I have to show that following discretization of a linear differential operator satisfies the equation $\Delta_h u(x) = \Delta u(x) + \frac{h^2}{12} \Delta^2 u(x) + O(h^4)$
$$\Delta_h u = \frac{1}{6h^2} \begin{bmatrix} 1 & 4 & 1 \\ 4 & -20 & 4 \\ 1 & 4 & 1 \end{bmatrix}_* u$$
Now the conventional Laplace operator $\Delta$ results in a $3\times 3$ kernel, but the operator $\Delta^2$ has fourth order derivatives and therefore has a kernel size of at least $5\times 5$ is that correct? (My idea was $\Delta^2 u = \Delta (u_{xx} + u_{yy}) = u_{xxxx}+2u_{xxyy}+u_{yyyy}$, is that correct?)
This could be discretisized as follows (step size will always be $h$ here):
$$u_{xx} = \frac{1}{h^2}(u(x+h)-2u(x)+u(x-h)+O(h^2)$$
$$u_{xxxx} = \frac{1}{h^2}(u_{xx}(x+h)-2u_{xx}(x)+u_{xx}(x-h)+O(h^2)$$
Therefore
$$u_{xxxx} = \frac{1}{h^4}[1 ,-4 , 6 ,-4 ,1]_* u + O(h^2)$$
analogous for $u_{yyyy}$
Then I calculated the discretization for $u_{xxyy}$ which resulted in
$$u_{xxyy} = \frac{1}{h^2}\begin{bmatrix} 1 & -2 & 1 \\ -2 & 4 & -2 \\ 1 & -2 & 1 \end{bmatrix}_* u + O(h^2)$$
So
$$\Delta^2 =u_{xxxx}+2u_{xxyy}+u_{yyyy} = \frac{1}{h^2}\begin{bmatrix} &&1&& \\&2 & -8 & 2 &\\1& -8 & 20 & 8 & 1 \\ & 2 & -8 & 2 & \\ && 1 &&\end{bmatrix}_*+O(h^2)$$
But now I have a $5\times 5$ kernel and I want the final kernel to be only $3\times 3$. So my idea was to eliminating the 1 outside by dividing the laplace operator up into a discretization with stepsize $2h$ and one with $h$.
I found that
$$\Delta u = \Delta_{2h} u + O(h^2) = \frac{1}{4h^2}\begin{bmatrix} &&1&& \\& & 0 & &\\1& 0 & -4 & 0 & 1 \\ && 0 && \\ && 1 &&\end{bmatrix}_* u +O(h^2) $$
and
$$\Delta u = \Delta_{h} u + O(h^2) = \frac{1}{h^2}\begin{bmatrix} &1& \\1 & -4 & 1 \\& 1 &\end{bmatrix}_* u +O(h^2) $$
So I could write it as
$$\Delta_h u= \frac 8 6 \Delta_h u - \frac 2 6 \Delta_{2h} u + \frac{h^2}{12} \Delta_h^2 u$$
But now I get here an error of $O(h^4)$ for the expression $\frac{h^2}{12} \Delta_h^2 u$ but only $O(h^2)$ for the expressions $\frac 8 6 \Delta_h u - \frac 2 6 \Delta_{2h}$ is that correct or did I do something wrong?

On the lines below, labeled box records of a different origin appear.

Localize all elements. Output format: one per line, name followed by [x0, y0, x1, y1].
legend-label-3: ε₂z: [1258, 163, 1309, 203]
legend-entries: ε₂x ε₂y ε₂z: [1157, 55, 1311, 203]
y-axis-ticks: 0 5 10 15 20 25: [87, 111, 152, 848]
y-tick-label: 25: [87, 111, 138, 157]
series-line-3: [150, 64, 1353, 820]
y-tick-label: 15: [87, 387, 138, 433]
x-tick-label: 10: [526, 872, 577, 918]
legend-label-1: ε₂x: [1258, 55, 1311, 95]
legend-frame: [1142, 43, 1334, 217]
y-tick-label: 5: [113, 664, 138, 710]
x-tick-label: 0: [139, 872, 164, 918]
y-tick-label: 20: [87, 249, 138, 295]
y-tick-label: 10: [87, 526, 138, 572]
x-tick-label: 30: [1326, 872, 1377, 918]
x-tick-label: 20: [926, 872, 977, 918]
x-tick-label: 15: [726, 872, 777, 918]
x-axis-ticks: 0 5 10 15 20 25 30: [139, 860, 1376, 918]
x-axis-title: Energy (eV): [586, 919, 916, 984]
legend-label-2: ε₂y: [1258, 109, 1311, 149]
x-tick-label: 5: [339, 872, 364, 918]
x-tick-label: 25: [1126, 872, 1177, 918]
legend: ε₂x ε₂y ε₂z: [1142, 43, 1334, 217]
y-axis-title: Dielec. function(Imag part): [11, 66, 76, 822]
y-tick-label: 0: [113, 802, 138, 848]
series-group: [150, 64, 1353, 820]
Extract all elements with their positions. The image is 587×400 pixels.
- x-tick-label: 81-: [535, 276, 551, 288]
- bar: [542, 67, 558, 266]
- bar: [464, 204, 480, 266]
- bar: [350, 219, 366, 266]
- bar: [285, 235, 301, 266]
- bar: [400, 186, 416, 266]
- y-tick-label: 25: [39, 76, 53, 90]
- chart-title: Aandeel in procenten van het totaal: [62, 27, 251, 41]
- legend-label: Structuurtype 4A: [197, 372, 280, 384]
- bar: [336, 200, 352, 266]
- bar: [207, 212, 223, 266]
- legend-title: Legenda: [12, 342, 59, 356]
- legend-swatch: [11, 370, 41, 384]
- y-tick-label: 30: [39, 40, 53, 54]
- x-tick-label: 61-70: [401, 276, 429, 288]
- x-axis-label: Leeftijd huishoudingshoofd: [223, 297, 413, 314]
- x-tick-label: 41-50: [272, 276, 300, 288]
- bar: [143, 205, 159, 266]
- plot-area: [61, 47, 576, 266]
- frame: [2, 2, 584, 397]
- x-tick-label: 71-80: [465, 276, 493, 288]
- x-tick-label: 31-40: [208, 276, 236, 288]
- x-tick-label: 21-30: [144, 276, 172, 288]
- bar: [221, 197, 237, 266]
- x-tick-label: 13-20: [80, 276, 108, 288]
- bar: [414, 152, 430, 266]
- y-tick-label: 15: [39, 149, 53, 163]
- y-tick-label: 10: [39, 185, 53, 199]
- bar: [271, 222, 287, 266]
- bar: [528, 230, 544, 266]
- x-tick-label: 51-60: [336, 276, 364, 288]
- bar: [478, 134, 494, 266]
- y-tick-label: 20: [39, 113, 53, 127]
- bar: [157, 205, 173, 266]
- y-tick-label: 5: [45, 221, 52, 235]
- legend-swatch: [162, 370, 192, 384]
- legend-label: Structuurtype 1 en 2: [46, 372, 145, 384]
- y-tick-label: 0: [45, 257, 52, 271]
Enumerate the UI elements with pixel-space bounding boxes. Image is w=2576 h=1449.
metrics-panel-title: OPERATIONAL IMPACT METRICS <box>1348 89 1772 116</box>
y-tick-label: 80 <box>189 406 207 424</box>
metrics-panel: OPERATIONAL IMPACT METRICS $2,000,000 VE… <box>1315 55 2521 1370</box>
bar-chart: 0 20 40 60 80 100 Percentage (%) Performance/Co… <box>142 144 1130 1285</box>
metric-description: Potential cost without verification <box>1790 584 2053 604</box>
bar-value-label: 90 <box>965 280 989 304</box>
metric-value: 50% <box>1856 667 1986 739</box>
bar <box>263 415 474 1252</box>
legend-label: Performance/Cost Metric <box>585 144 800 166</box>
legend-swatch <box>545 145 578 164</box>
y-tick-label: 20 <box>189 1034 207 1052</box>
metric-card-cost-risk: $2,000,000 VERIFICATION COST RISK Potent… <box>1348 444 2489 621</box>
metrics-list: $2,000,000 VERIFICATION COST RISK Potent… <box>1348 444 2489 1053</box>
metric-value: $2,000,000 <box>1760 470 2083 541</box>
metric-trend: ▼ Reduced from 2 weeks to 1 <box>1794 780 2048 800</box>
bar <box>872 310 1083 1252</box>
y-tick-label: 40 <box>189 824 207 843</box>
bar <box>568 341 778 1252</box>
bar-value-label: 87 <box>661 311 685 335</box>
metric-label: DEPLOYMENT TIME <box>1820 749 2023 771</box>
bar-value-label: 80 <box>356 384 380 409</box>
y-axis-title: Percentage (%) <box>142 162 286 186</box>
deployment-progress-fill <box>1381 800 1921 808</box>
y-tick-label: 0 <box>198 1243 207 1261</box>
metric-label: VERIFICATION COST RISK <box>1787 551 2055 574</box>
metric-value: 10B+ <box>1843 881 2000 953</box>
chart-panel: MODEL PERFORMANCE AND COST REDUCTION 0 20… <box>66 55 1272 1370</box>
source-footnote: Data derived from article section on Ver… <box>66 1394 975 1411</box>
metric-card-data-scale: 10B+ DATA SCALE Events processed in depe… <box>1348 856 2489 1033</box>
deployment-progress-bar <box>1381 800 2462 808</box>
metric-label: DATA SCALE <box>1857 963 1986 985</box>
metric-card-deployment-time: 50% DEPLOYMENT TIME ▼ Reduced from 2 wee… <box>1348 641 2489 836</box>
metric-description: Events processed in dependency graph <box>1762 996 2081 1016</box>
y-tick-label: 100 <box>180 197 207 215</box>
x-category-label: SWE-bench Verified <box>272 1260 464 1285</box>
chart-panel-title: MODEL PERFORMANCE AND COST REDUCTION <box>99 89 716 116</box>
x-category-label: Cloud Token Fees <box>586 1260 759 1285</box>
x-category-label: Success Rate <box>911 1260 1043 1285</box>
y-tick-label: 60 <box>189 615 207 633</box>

If everything was correct and my result is really only $O(h^2)$ how could I achieve $O(h^4)$?
As BaronVT commented, $$ g''(t) = \frac{1}{h^2}(g(t+h) - 2g(t) + g(t-h)) + \frac{h^2}{12}g^{(4)}(t) + O(h^4). $$ Now apply this to $g(t)=u(x+t,y+t)$ at $t=0$ to get the first diagonal. Here $g''(0)=u_{xx}+2u_{xy}+u_{yy}$ and $g^{(4)}(0)=u_{xxxx}+4u_{xxxy}+6u_{xxyy}+4u_{xyyy}+u_{yyyy}$.
The same for the other diagonal $g(t)=u(x+t,y-t)$ has derivatives $g''(0)=u_{xx}-2u_{xy}+u_{yy}$ and $g^{(4)}(0)=u_{xxxx}-4u_{xxxy}+6u_{xxyy}-4u_{xyyy}+u_{yyyy}$ so that in the sum of both diagonals the "odd" terms cancel.
Now repeat the same for the axes $g(t)=u(x+t,y)$ and $g(t)=u(x,y+t)$ and sum everything up to hopefully get the claimed result.